One such Jaeger pilot is Raleigh (Charlie Hunnam), an orders-ignoring hotshot the likes of which we’ve seen a thousand times in movies like this. They're fighting a losing battle, with the Jaeger programme due to be retired in favour of erecting defensive walls, until it becomes clear that the few remaining robots are earth’s last hope.
With all the bombast and subtlety of a Michael Bay effort, Armageddon and Transformers being the most obviously referenced, and with the woeful banter to go along with it, this is brainlessly chaotic stuff. Elements of Avatar are in there too, and naturally plenty Godzilla, but such considerations aren’t really at the top of the agenda. This is a movie with little but carnage on its mind, and on that front it delivers.

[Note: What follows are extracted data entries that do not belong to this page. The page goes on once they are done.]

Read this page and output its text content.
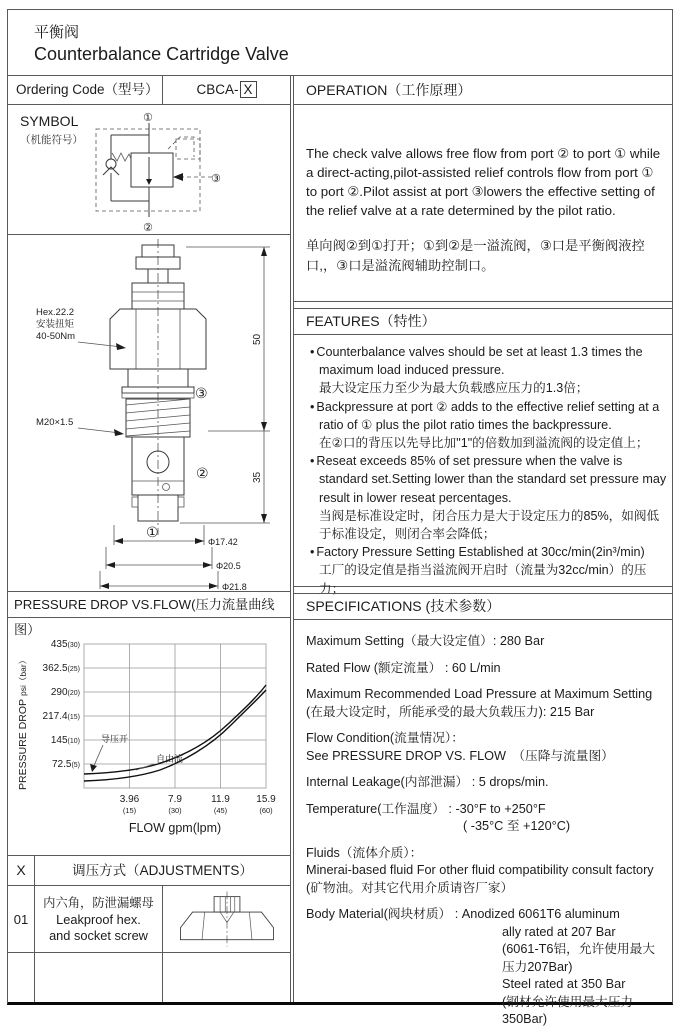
平衡阀
Counterbalance Cartridge Valve
Ordering Code（型号）	CBCA- X
SYMBOL
（机能符号）
①
②
③
Hex.22.2
安装扭矩
40-50Nm
M20×1.5
50
35
③
②
①
Φ17.42
Φ20.5
Φ21.8
PRESSURE DROP VS.FLOW(压力流量曲线图）
435(30)
362.5(25)
290(20)
217.4(15)
145(10)
72.5(5)
3.96
(15)
7.9
(30)
11.9
(45)
15.9
(60)
FLOW gpm(lpm)
PRESSURE DROPpsi（bar）
导压开
自由流
X	调压方式（ADJUSTMENTS）
01
内六角，防泄漏螺母
Leakproof hex.
and socket screw
OPERATION（工作原理）
The check valve allows free flow from port ② to port ① while a direct-acting,pilot-assisted relief controls flow from port ① to port ②.Pilot assist at port ③lowers the effective setting of the relief valve at a rate determined by the pilot ratio.
单向阀②到①打开；①到②是一溢流阀，③口是平衡阀液控口,，③口是溢流阀辅助控制口。
FEATURES（特性）
• Counterbalance valves should be set at least 1.3 times the maximum load induced pressure.
最大设定压力至少为最大负载感应压力的1.3倍；
• Backpressure at port ② adds to the effective relief setting at a ratio of ① plus the pilot ratio times the backpressure.
在②口的背压以先导比加"1"的倍数加到溢流阀的设定值上；
• Reseat exceeds 85% of set pressure when the valve is standard set.Setting lower than the standard set pressure may result in lower reseat percentages.
当阀是标准设定时，闭合压力是大于设定压力的85%，如阀低于标准设定，则闭合率会降低；
• Factory Pressure Setting Established at 30cc/min(2in³/min)
工厂的设定值是指当溢流阀开启时（流量为32cc/min）的压力；
SPECIFICATIONS (技术参数）
Maximum Setting（最大设定值）: 280 Bar
Rated Flow (额定流量） : 60 L/min
Maximum Recommended Load Pressure at Maximum Setting
(在最大设定时，所能承受的最大负载压力): 215 Bar
Flow Condition(流量情况）：
See PRESSURE DROP VS. FLOW　（压降与流量图）
Internal Leakage(内部泄漏） : 5 drops/min.
Temperature(工作温度） : -30°F to +250°F
( -35°C 至 +120°C)
Fluids（流体介质）：
Minerai-based fluid For other fluid compatibility consult factory
(矿物油。对其它代用介质请咨厂家）
Body Material(阀块材质） : Anodized 6061T6 aluminum
ally rated at 207 Bar
(6061-T6铝，允许使用最大压力207Bar)
Steel rated at 350 Bar
(钢材允许使用最大压力350Bar)
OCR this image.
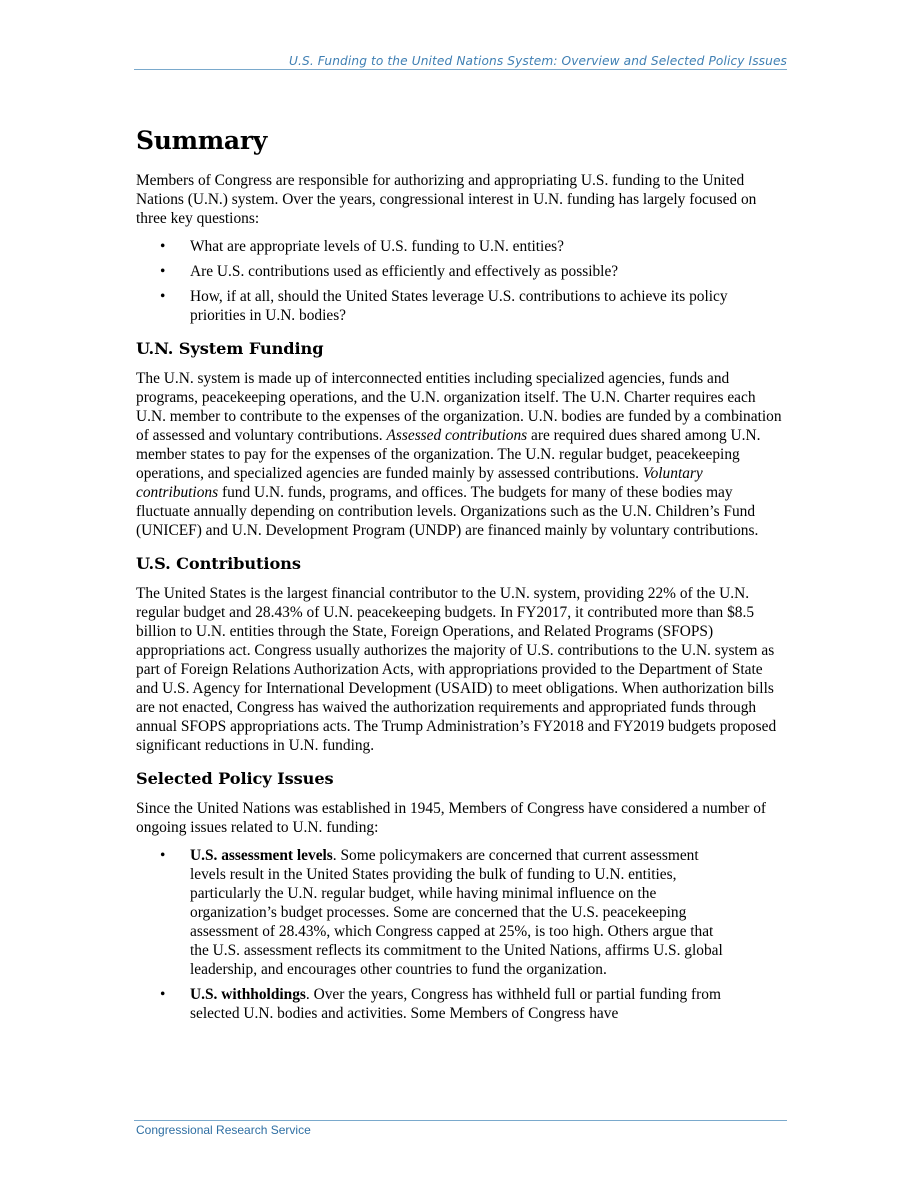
U.S. Funding to the United Nations System: Overview and Selected Policy Issues
Summary

Members of Congress are responsible for authorizing and appropriating U.S. funding to the United Nations (U.N.) system. Over the years, congressional interest in U.N. funding has largely focused on three key questions:

• What are appropriate levels of U.S. funding to U.N. entities?
• Are U.S. contributions used as efficiently and effectively as possible?
• How, if at all, should the United States leverage U.S. contributions to achieve its policy priorities in U.N. bodies?
U.N. System Funding

The U.N. system is made up of interconnected entities including specialized agencies, funds and programs, peacekeeping operations, and the U.N. organization itself. The U.N. Charter requires each U.N. member to contribute to the expenses of the organization. U.N. bodies are funded by a combination of assessed and voluntary contributions. Assessed contributions are required dues shared among U.N. member states to pay for the expenses of the organization. The U.N. regular budget, peacekeeping operations, and specialized agencies are funded mainly by assessed contributions. Voluntary contributions fund U.N. funds, programs, and offices. The budgets for many of these bodies may fluctuate annually depending on contribution levels. Organizations such as the U.N. Children’s Fund (UNICEF) and U.N. Development Program (UNDP) are financed mainly by voluntary contributions.

U.S. Contributions

The United States is the largest financial contributor to the U.N. system, providing 22% of the U.N. regular budget and 28.43% of U.N. peacekeeping budgets. In FY2017, it contributed more than $8.5 billion to U.N. entities through the State, Foreign Operations, and Related Programs (SFOPS) appropriations act. Congress usually authorizes the majority of U.S. contributions to the U.N. system as part of Foreign Relations Authorization Acts, with appropriations provided to the Department of State and U.S. Agency for International Development (USAID) to meet obligations. When authorization bills are not enacted, Congress has waived the authorization requirements and appropriated funds through annual SFOPS appropriations acts. The Trump Administration’s FY2018 and FY2019 budgets proposed significant reductions in U.N. funding.

Selected Policy Issues

Since the United Nations was established in 1945, Members of Congress have considered a number of ongoing issues related to U.N. funding:

• U.S. assessment levels. Some policymakers are concerned that current assessment levels result in the United States providing the bulk of funding to U.N. entities, particularly the U.N. regular budget, while having minimal influence on the organization’s budget processes. Some are concerned that the U.S. peacekeeping assessment of 28.43%, which Congress capped at 25%, is too high. Others argue that the U.S. assessment reflects its commitment to the United Nations, affirms U.S. global leadership, and encourages other countries to fund the organization.
• U.S. withholdings. Over the years, Congress has withheld full or partial funding from selected U.N. bodies and activities. Some Members of Congress have
Congressional Research Service
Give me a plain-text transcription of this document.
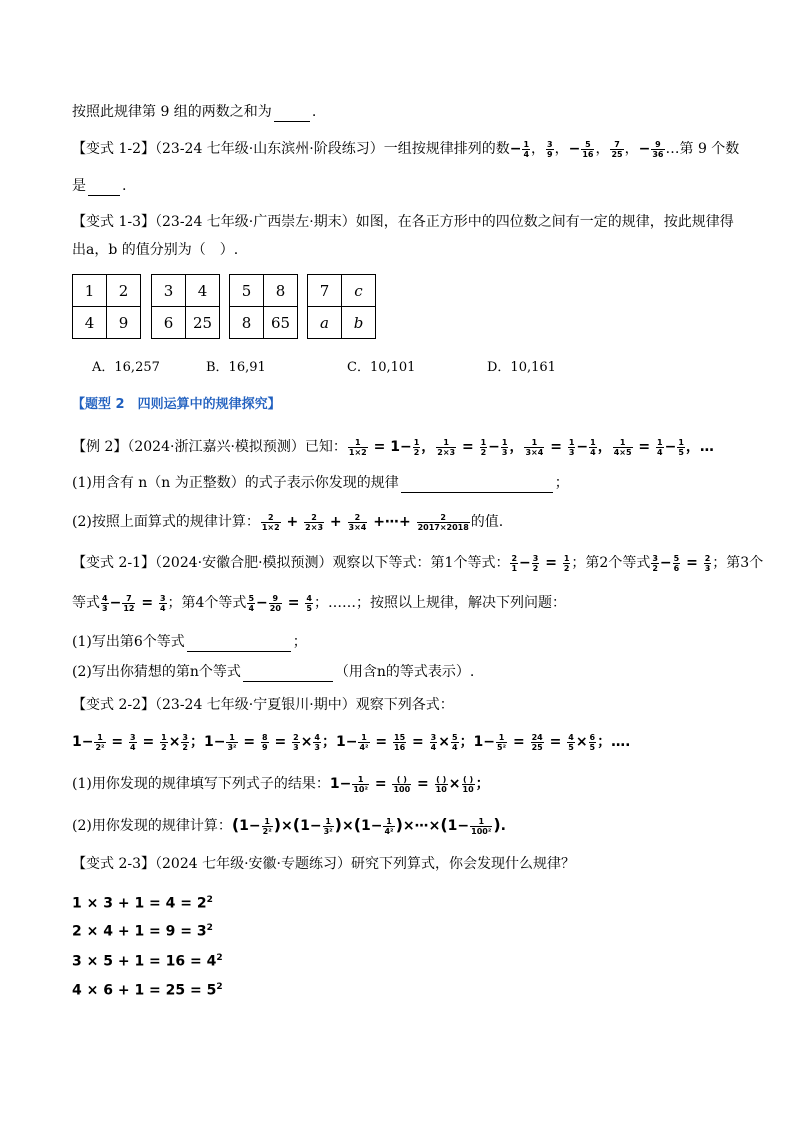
按照此规律第 9 组的两数之和为	.
【变式 1-2】（23-24 七年级·山东滨州·阶段练习）一组按规律排列的数− $\frac{1}{4}$ ， $\frac{3}{9}$ ，− $\frac{5}{16}$ ， $\frac{7}{25}$ ，− $\frac{9}{36}$ …第 9 个数
是	.
【变式 1-3】（23-24 七年级·广西崇左·期末）如图，在各正方形中的四位数之间有一定的规律，按此规律得
出a，b 的值分别为（　）.
1	2
4	9
3	4
6	25
5	8
8	65
7	c
a	b
A．16,257	B．16,91	C．10,101	D．10,161
【题型 2　四则运算中的规律探究】
【例 2】（2024·浙江嘉兴·模拟预测）已知： $\frac{1}{1\times 2} = 1- \frac{1}{2}$ ， $\frac{1}{2\times 3} = \frac{1}{2} - \frac{1}{3}$ ， $\frac{1}{3\times 4} = \frac{1}{3} - \frac{1}{4}$ ， $\frac{1}{4\times 5} = \frac{1}{4} - \frac{1}{5}$ ，…
(1)用含有 n（n 为正整数）的式子表示你发现的规律	；
(2)按照上面算式的规律计算： $\frac{2}{1\times 2} + \frac{2}{2\times 3} + \frac{2}{3\times 4}$ +⋯+ $\frac{2}{2017\times 2018}$ 的值.
【变式 2-1】（2024·安徽合肥·模拟预测）观察以下等式：第1个等式： $\frac{2}{1} - \frac{3}{2} = \frac{1}{2}$ ；第2个等式 $\frac{3}{2} - \frac{5}{6} = \frac{2}{3}$ ；第3个
等式 $\frac{4}{3} - \frac{7}{12} = \frac{3}{4}$ ；第4个等式 $\frac{5}{4} - \frac{9}{20} = \frac{4}{5}$ ；……；按照以上规律，解决下列问题：
(1)写出第6个等式	；
(2)写出你猜想的第n个等式	（用含n的等式表示）.
【变式 2-2】（23-24 七年级·宁夏银川·期中）观察下列各式：
$1- \frac{1}{\text{2²}} = \frac{3}{4} = \frac{1}{2} \times \frac{3}{2}$ ；$1- \frac{1}{\text{3²}} = \frac{8}{9} = \frac{2}{3} \times \frac{4}{3}$ ；$1- \frac{1}{\text{4²}} = \frac{15}{16} = \frac{3}{4} \times \frac{5}{4}$ ；$1- \frac{1}{\text{5²}} = \frac{24}{25} = \frac{4}{5} \times \frac{6}{5}$ ；….
(1)用你发现的规律填写下列式子的结果：$1- \frac{1}{\text{10²}} = \frac{( )}{100} = \frac{( )}{10} \times \frac{( )}{10}$ ；
(2)用你发现的规律计算：$(1- \frac{1}{\text{2²}} )\times(1- \frac{1}{\text{3²}} )\times(1- \frac{1}{\text{4²}}$ )×⋯×(1− $\frac{1}{\text{100²}}$ ).
【变式 2-3】（2024 七年级·安徽·专题练习）研究下列算式，你会发现什么规律？
$1 \times 3 + 1 = 4 = 2^2$
$2 \times 4 + 1 = 9 = 3^2$
$3 \times 5 + 1 = 16 = 4^2$
$4 \times 6 + 1 = 25 = 5^2$
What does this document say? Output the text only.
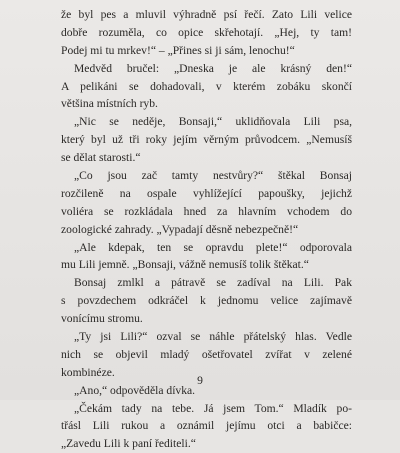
že byl pes a mluvil výhradně psí řečí. Zato Lili velice
dobře rozuměla, co opice skřehotají. „Hej, ty tam!
Podej mi tu mrkev!“ – „Přines si ji sám, lenochu!“
Medvěd bručel: „Dneska je ale krásný den!“
A pelikáni se dohadovali, v kterém zobáku skončí
většina místních ryb.
„Nic se neděje, Bonsaji,“ uklidňovala Lili psa,
který byl už tři roky jejím věrným průvodcem. „Nemusíš
se dělat starosti.“
„Co jsou zač tamty nestvůry?“ štěkal Bonsaj
rozčileně na ospale vyhlížející papoušky, jejichž
voliéra se rozkládala hned za hlavním vchodem do
zoologické zahrady. „Vypadají děsně nebezpečně!“
„Ale kdepak, ten se opravdu plete!“ odporovala
mu Lili jemně. „Bonsaji, vážně nemusíš tolik štěkat.“
Bonsaj zmlkl a pátravě se zadíval na Lili. Pak
s povzdechem odkráčel k jednomu velice zajímavě
vonícímu stromu.
„Ty jsi Lili?“ ozval se náhle přátelský hlas. Vedle
nich se objevil mladý ošetřovatel zvířat v zelené
kombinéze.
„Ano,“ odpověděla dívka.
„Čekám tady na tebe. Já jsem Tom.“ Mladík po-
třásl Lili rukou a oznámil jejímu otci a babičce:
„Zavedu Lili k paní řediteli.“
9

Once the initial heavy bursts of destruction are out of the way, the movie pauses for a lengthy bout of training and character introduction. This midsection finds the film at its weakest, with the most periods of talk, and the clunkiest of interactions and relationships. During this down-time, the need for action is covered by flashbacks and memories and internal squabbling between Raleigh and his rival pilots.
But, notwithstanding the fact that it can get rather dull during that middle stretch, what saves Pacific Rim is its well-drilled structure and sense of pacing, a ruthlessly controlled build that takes us from glimpsed skirmishes to colossal scraps between Kaiju and Jaeger, as cities topple beneath them.
As long as you don’t pay too much attention to most elements of the story, Pacific Rim does the job it set out to do. It gets better as it goes along, which is important, and in its scale and threat it’s genuinely epic. It doesn’t maintain it all the way to the end, and it’s regularly thoroughly dumb, but when it’s good it can be very good indeed.